The Weed That Strings the Hangman's Bag
Alan Bradley
Delacorte, Mar 9 2010, $24.00
ISBN: 9780385342315
In 1950 in Bishop’s Lacy, England, eleven year old (well almost eleven but at her age who quibbles except her siblings) Flavia de Luce assumes her sleuthing career after solving the Sweetness at the Bottom of the Pie is over. Still she figures there is no harm in expanding her knowledge of poisoning through her experiments; she understands she just has to hide her endeavor from her nosy big sisters Ophelia and Daphne.

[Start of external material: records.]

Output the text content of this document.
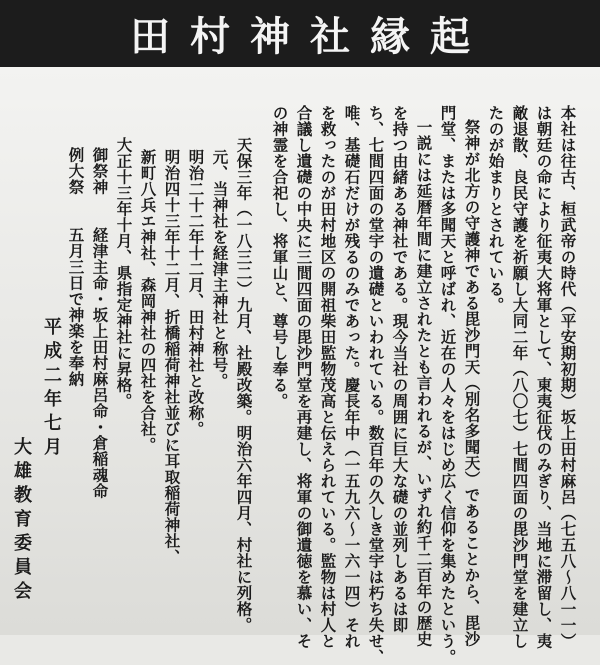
田村神社縁起
本社は往古、桓武帝の時代（平安期初期）坂上田村麻呂（七五八〜八一一）
は朝廷の命により征夷大将軍として、東夷征伐のみぎり、当地に滞留し、夷
敵退散、良民守護を祈願し大同二年（八〇七）七間四面の毘沙門堂を建立し
たのが始まりとされている。
祭神が北方の守護神である毘沙門天（別名多聞天）であることから、毘沙
門堂、または多聞天と呼ばれ、近在の人々をはじめ広く信仰を集めたという。
一説には延暦年間に建立されたとも言われるが、いずれ約千二百年の歴史
を持つ由緒ある神社である。現今当社の周囲に巨大な礎の並列しあるは即
ち、七間四面の堂宇の遺礎といわれている。数百年の久しき堂宇は朽ち失せ、
唯、基礎石だけが残るのみであった。慶長年中（一五九六〜一六一四）それ
を救ったのが田村地区の開祖柴田監物茂高と伝えられている。監物は村人と
合議し遺礎の中央に三間四面の毘沙門堂を再建し、将軍の御遺徳を慕い、そ
の神霊を合祀し、将軍山と、尊号し奉る。
天保三年（一八三二）九月、社殿改築。明治六年四月、村社に列格。
元、当神社を経津主神社と称号。
明治二十二年十二月、田村神社と改称。
明治四十三年十二月、折橋稲荷神社並びに耳取稲荷神社、
新町八兵エ神社、森岡神社の四社を合社。
大正十三年十月、県指定神社に昇格。
御祭神　　経津主命・坂上田村麻呂命・倉稲魂命
例大祭　　五月三日で神楽を奉納
平成二年七月
大雄教育委員会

However, while musing in dream land over her death funeral, she hears weeping. Awakened by the sounds of crying, Flavia meets Mother Goose who is actually Nialla the actress playing the part n Rupert Porson's puppet show, but their vehicle has broken down while on tour. Vicar Canon Richardson offers them lodging at Inglebys’s Culverhouse Farm while their van is repaired. Thankful for the kindness Rupert offers to repay them by putting on a puppet production of "Jack and the Beanstalk" at St. Tancred's parish. Jack the puppet looks eerily like Robin Inglebys who died five years ago in what the police called a misadventure. Now it is Rupert who dies in another misadventure. Inspector Hewitt lets his tweener amateur sleuth make her inquiries as Flavia solved his previous homicide for him.
The eccentric cast especially her obsessed philatelist father, her two sisters, the inspector, and Rupert’s assistant enhance a great whodunit in which Flavia is the weirdest of them all especially in her lab as she holds the story line together. For instance her doctoring her sister’s chocolate is a timeless prank that will have readers laughing and wondering if Ophelia and Daphne are correct about her heritage. The investigation is clever and fun to follow, but it is the escapdes of refreshing fabulous Flavia who makes The Weed That Strings the Hangman's Bag into an enjoyable historical whodunit.